Agnikumar G. Vedeshwar (born July 1959) is an Indian experimental physicist specialized in experimental Condensed matter physics, Solid-state physics, Materials physics, Materials science, Superconductivity and is known for his work in several areas in this field that include: Transport (Hall effect, Thermopower and resistivity) and Optical properties both at low and high temperatures of Semiconductors and High-temperature superconductivity in both bulk and Thin film forms, Thin film fabrication, Vacuum Technology, Photolithography, Electron beam gun, RF Sputtering, device fabrication. He is also known for his work on the analytical techniques: X-ray diffraction, SEM, TEM, ESCA, DTA, EPR and Raman effect in solids, UV/VIS spectroscopy of solids, Thin films for Optical Storage, Surfaces, Interfaces, Nanotechnology, Nanomaterials and Quantum dots, Optical Properties, DFT calculations of Electronic structure, Elastic properties and Optical properties of solids.

==Education and career==
Vedeshwar obtained his B.Sc. (1981), M.Sc. (1983), Ph.D. (1988) from the Karnatak University. He was a National Superconductivity Fellow at the Department of Physics, IIT Kanpur during 1988–1990, where he was involved in the research and teaching. He was a National Superconductivity Fellow of Department of Science and Technology of India at the Materials Science Division, I.G.C.A.R., Kalpakkam, during 1990–1993. In 1993, he joined the Department of Physics and Astrophysics, University of Delhi as a permanent faculty and worked as a Lecturer during 1993–1998, as a Senior Lecturer during 1998–2002, as a Reader during 2002–2005 and as an Associate Professor during 2006–2009. Eventually, in 2009, he was appointed as a Full Professor of Physics at the Department of Physics and Astrophysics, University of Delhi where he got promoted as a Senior Professor of Physics in December 2019 and he continues to hold that position till date.

==Scientific research==
Vedeshwar is known for his work in several areas in experimental Condensed matter physics that include: Transport (Hall effect, Thermopower and resistivity) and optical properties both at low and high temperatures of Semiconductors and High-temperature superconductivity in both bulk and Thin film forms, Thin film fabrication, Vacuum Technology, Photolithography, Electron beam gun, RF Sputtering, device fabrication.
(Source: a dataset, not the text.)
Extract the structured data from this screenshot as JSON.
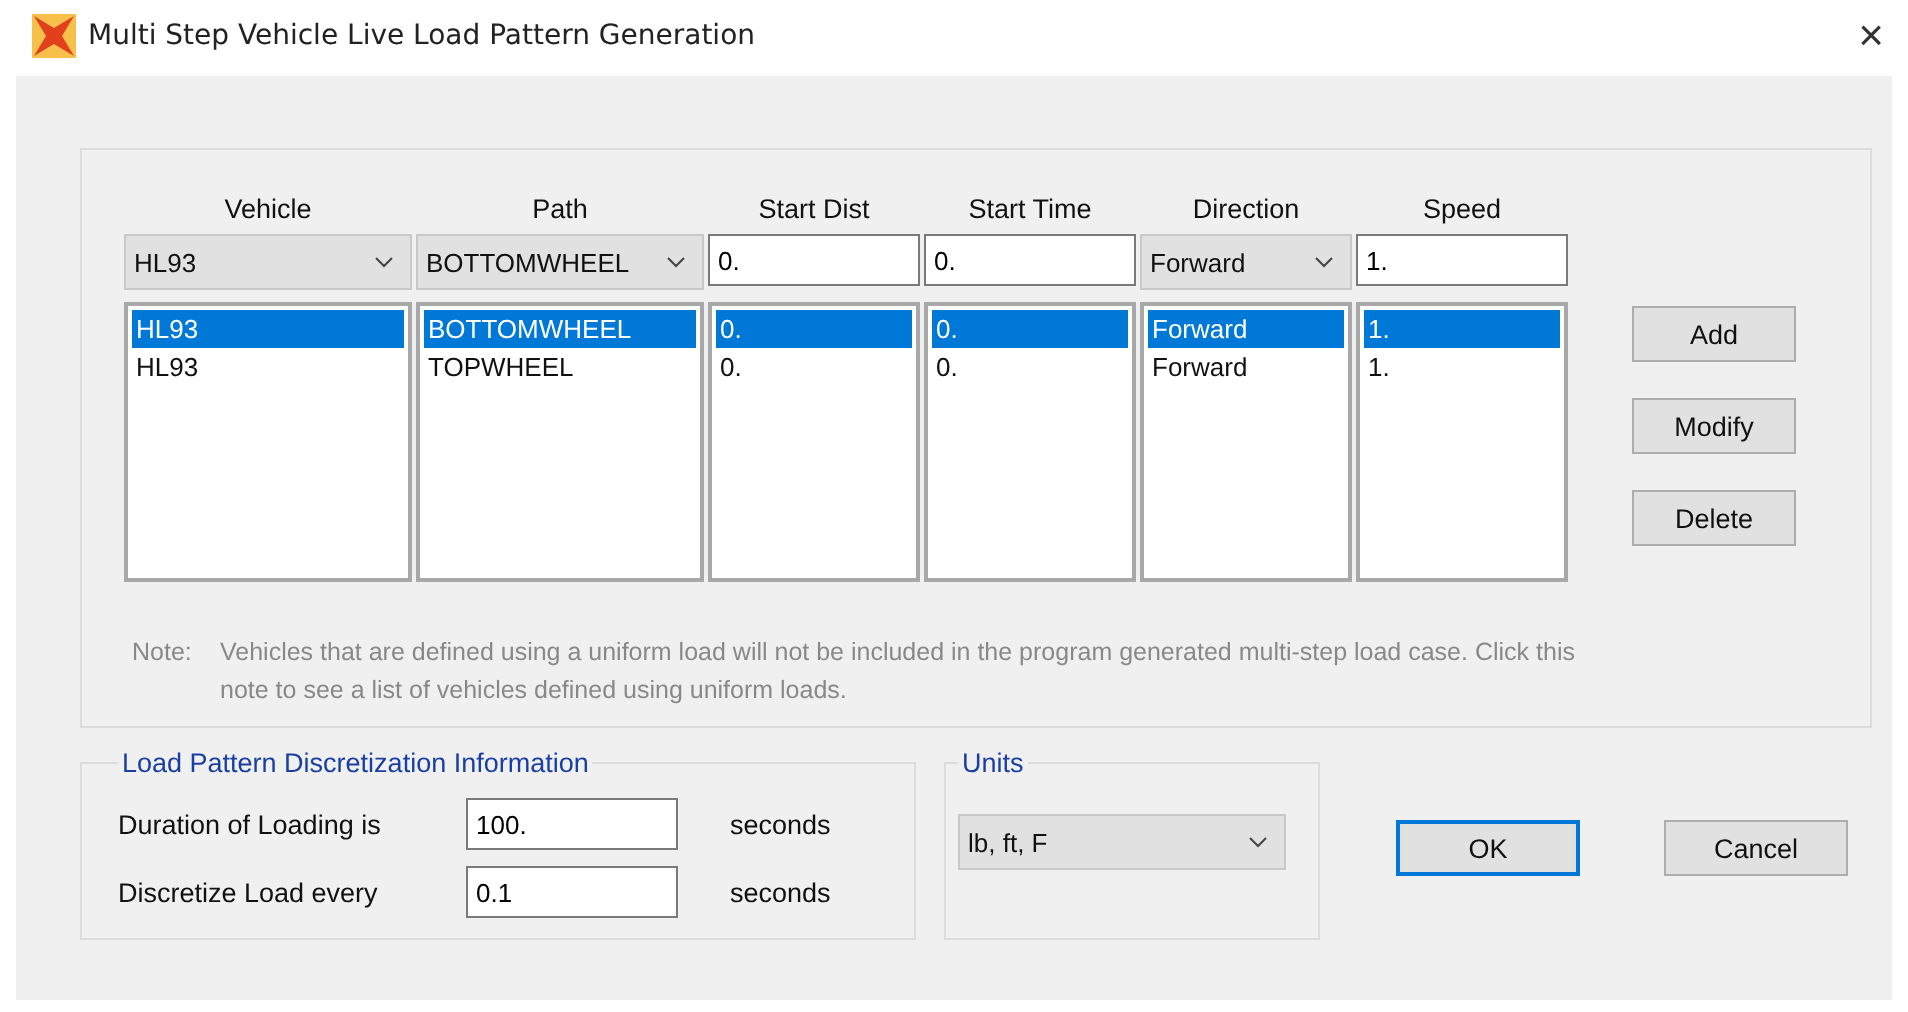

He is also known for his work on the analytical techniques: X-ray diffraction, SEM, TEM, ESCA, DTA, EPR and Raman effect in solids, UV/VIS spectroscopy of solids, Thin films for Optical Storage, Surfaces, Interfaces, Nanotechnology, Nanomaterials and Quantum dots, optical Properties, DFT calculations of Electronic structure, Elastic properties and optical properties of solids.

Vedeshwar has written over 80 scientific articles, which have received over 1000 citations, many of them are scholar articles that cover several important topics not only in experimental but also in theoretical condensed matter physics and are spread over a long duration of time beginning since his graduate student days till date: His work has made a very significant impact on the studies in several important domains that include e.g., a study of thin films, effect of energetic argon ion irradiation, optical band gap coherence-mediated squeezing and quantum dots quantum dot like behavior of ultra thin films like PbI_{2} and their optical properties, quantum confinement and residual stress effect, formation of 1D nanowires and 2D nanophases, quantum dot like behavior of ultra thin PbI_{2} films, quantum confinement in amorphous InSb and so on.